A hexadecimal number system in computer is often used by programmers to simplify the binary numbering system. Since 16 is equivalent to 2^{4}, there is a linear relationship between the numbers 2 and 16.

This means that one hexadecimal digit is equivalent to four binary digits. Computers use binary numbering systems while humans use hexadecimal numbering systems to shorten binary and make it easier to understand.

Hexadecimal is used in the following:

**To define locations in memory:**Hexadecimals can characterize every byte as two hexadecimal digits only compared to eight digits when using binary.**To define colours on web pages:**Each primary colour – red, green, and blue is characterized by two hexadecimal digits.

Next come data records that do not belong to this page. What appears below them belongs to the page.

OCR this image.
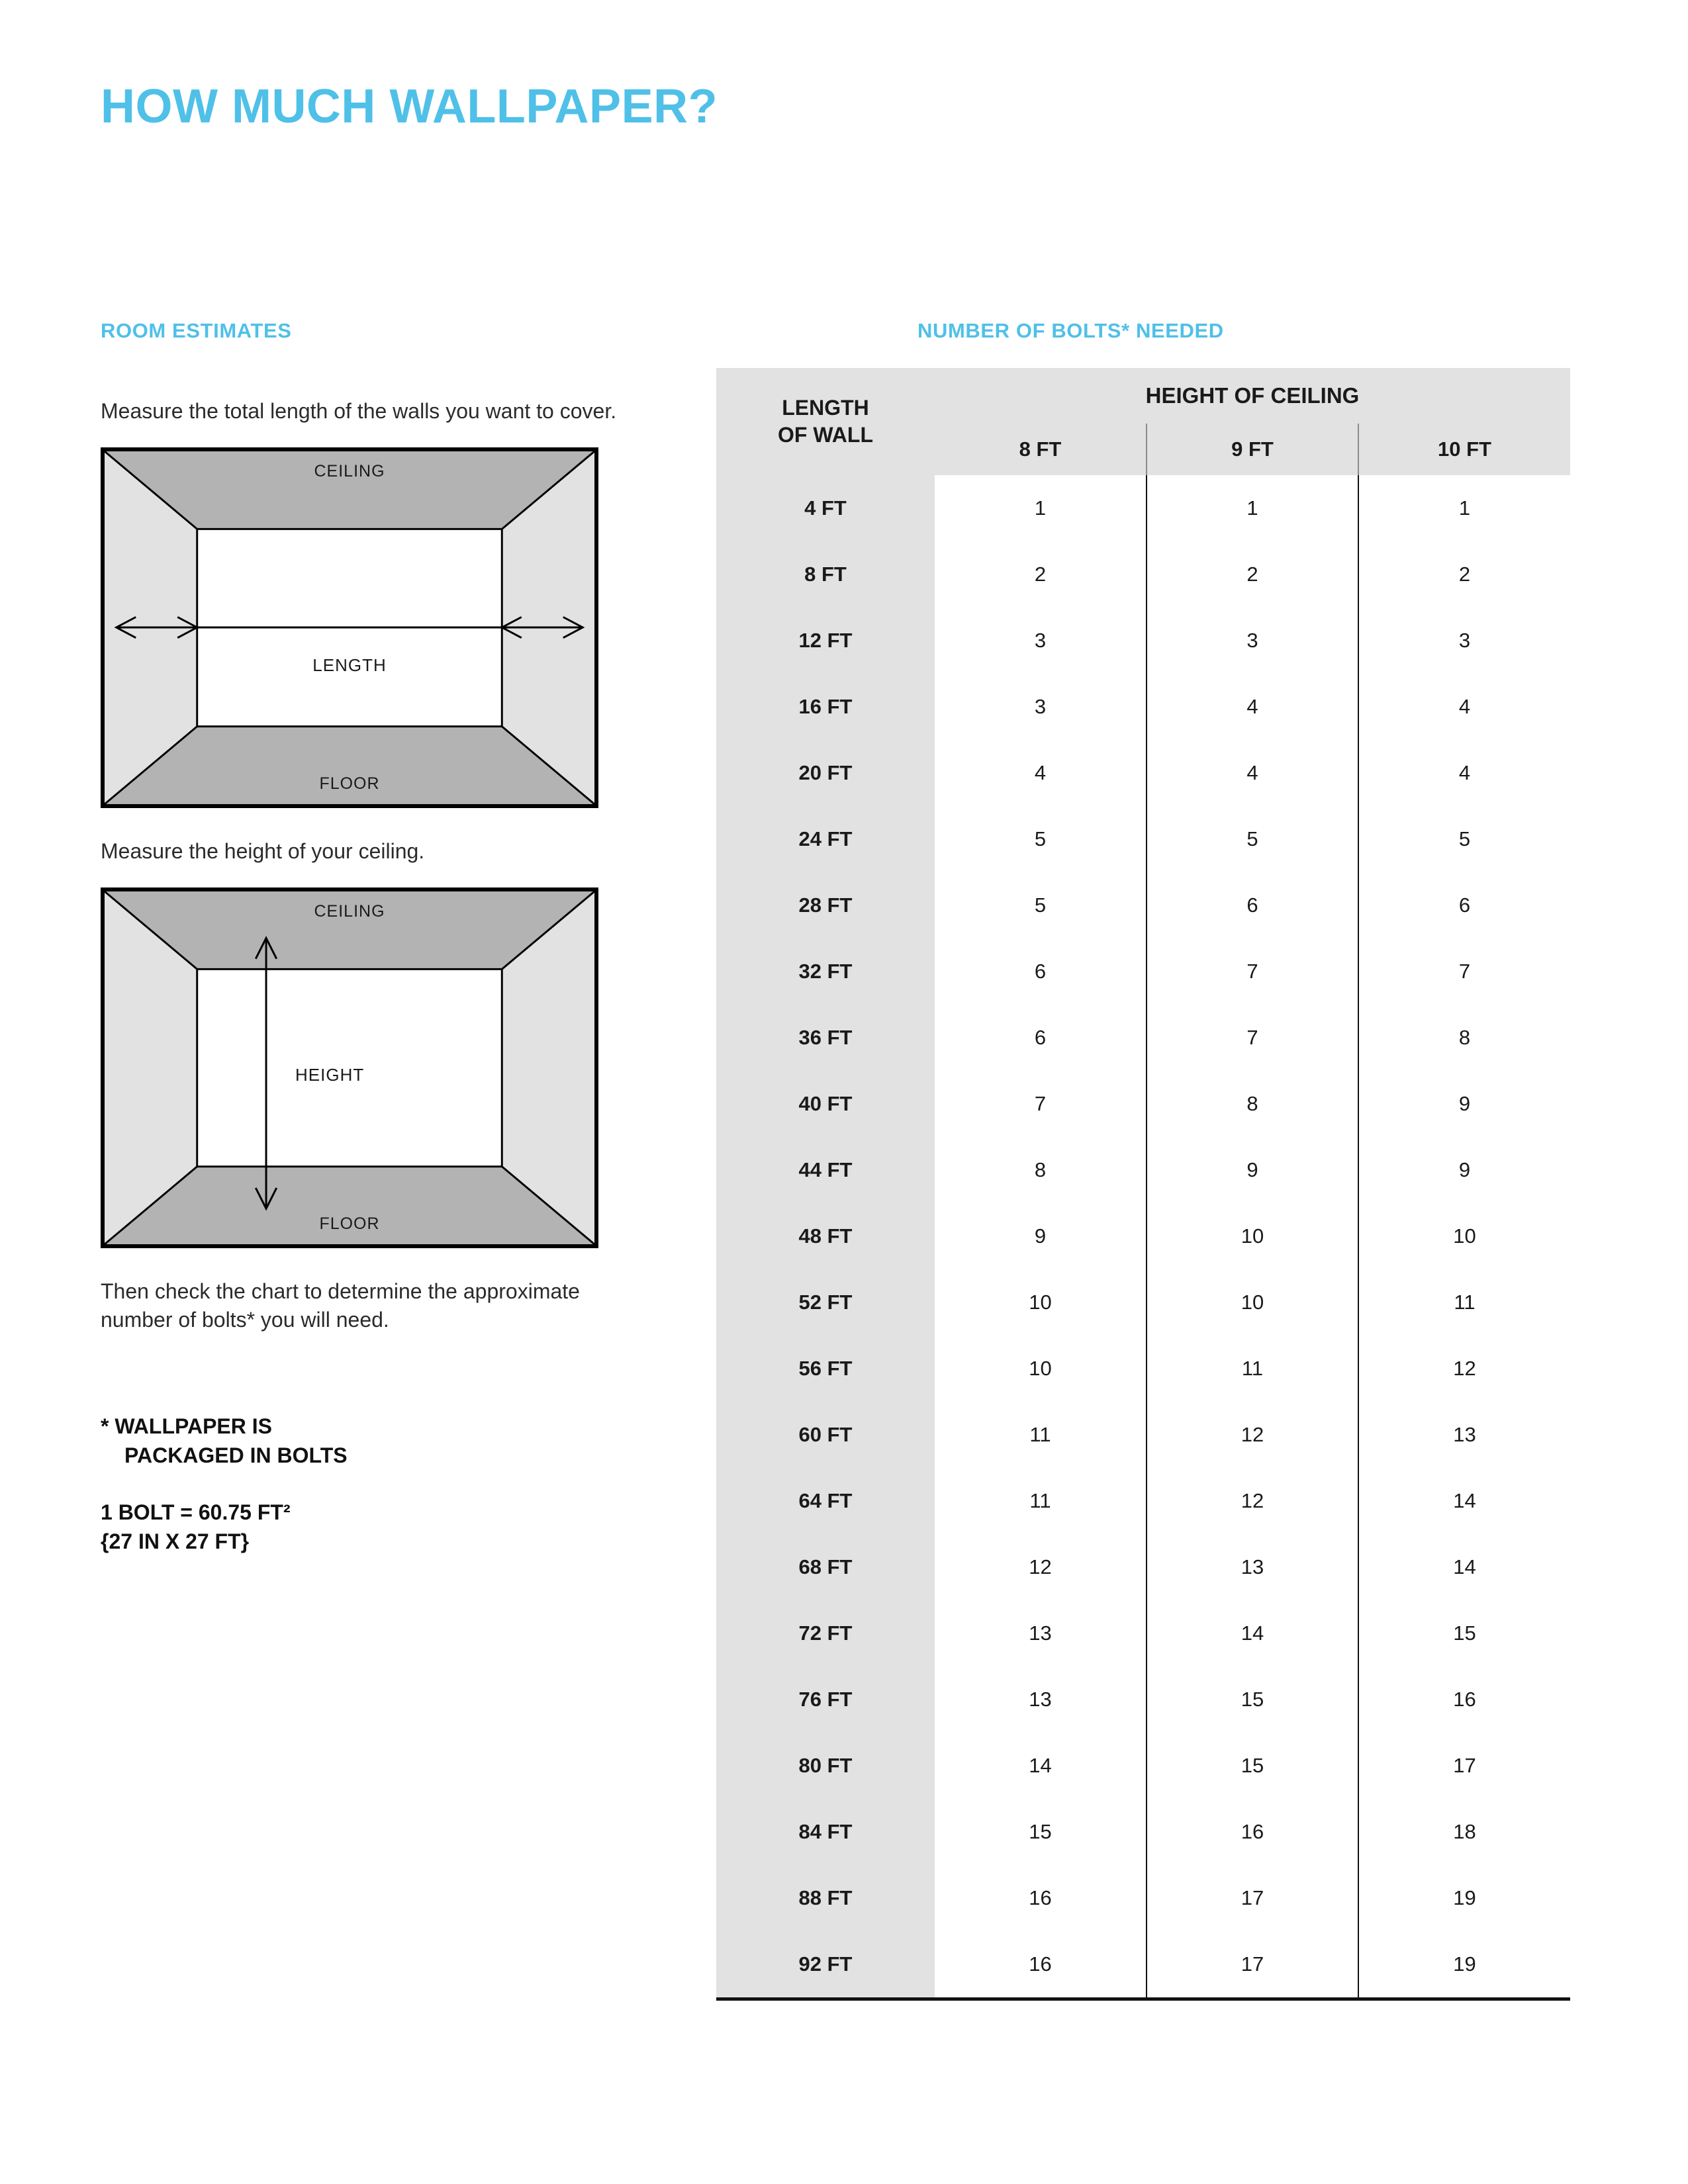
HOW MUCH WALLPAPER?
ROOM ESTIMATES	NUMBER OF BOLTS* NEEDED
Measure the total length of the walls you want to cover.
CEILING
FLOOR
LENGTH
Measure the height of your ceiling.
CEILING
FLOOR
HEIGHT
Then check the chart to determine the approximate number of bolts* you will need.
* WALLPAPER IS
PACKAGED IN BOLTS
1 BOLT = 60.75 FT²
{27 IN X 27 FT}
LENGTH
OF WALL	HEIGHT OF CEILING		
	8 FT	9 FT	10 FT
4 FT	1	1	1
8 FT	2	2	2
12 FT	3	3	3
16 FT	3	4	4
20 FT	4	4	4
24 FT	5	5	5
28 FT	5	6	6
32 FT	6	7	7
36 FT	6	7	8
40 FT	7	8	9
44 FT	8	9	9
48 FT	9	10	10
52 FT	10	10	11
56 FT	10	11	12
60 FT	11	12	13
64 FT	11	12	14
68 FT	12	13	14
72 FT	13	14	15
76 FT	13	15	16
80 FT	14	15	17
84 FT	15	16	18
88 FT	16	17	19
92 FT	16	17	19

The format being used is #RRGGBB. RR stands for red, GG stands for green and BB stands for blue.**To represent Media Access Control (MAC) addresses:**MAC addresses consist of 12-digit hexadecimal numbers. The format being used in either MM:MM:MM:SS:SS:SS or MMMM-MMSS-SSSS. The first 6 digits of the MAC address represent the ID of the adapter manufacturer while the last 6 digits represent the serial number of the adapter.**To display error messages:**Hexadecimals are used to define the memory location of the error. This is useful for programmers in finding and fixing errors.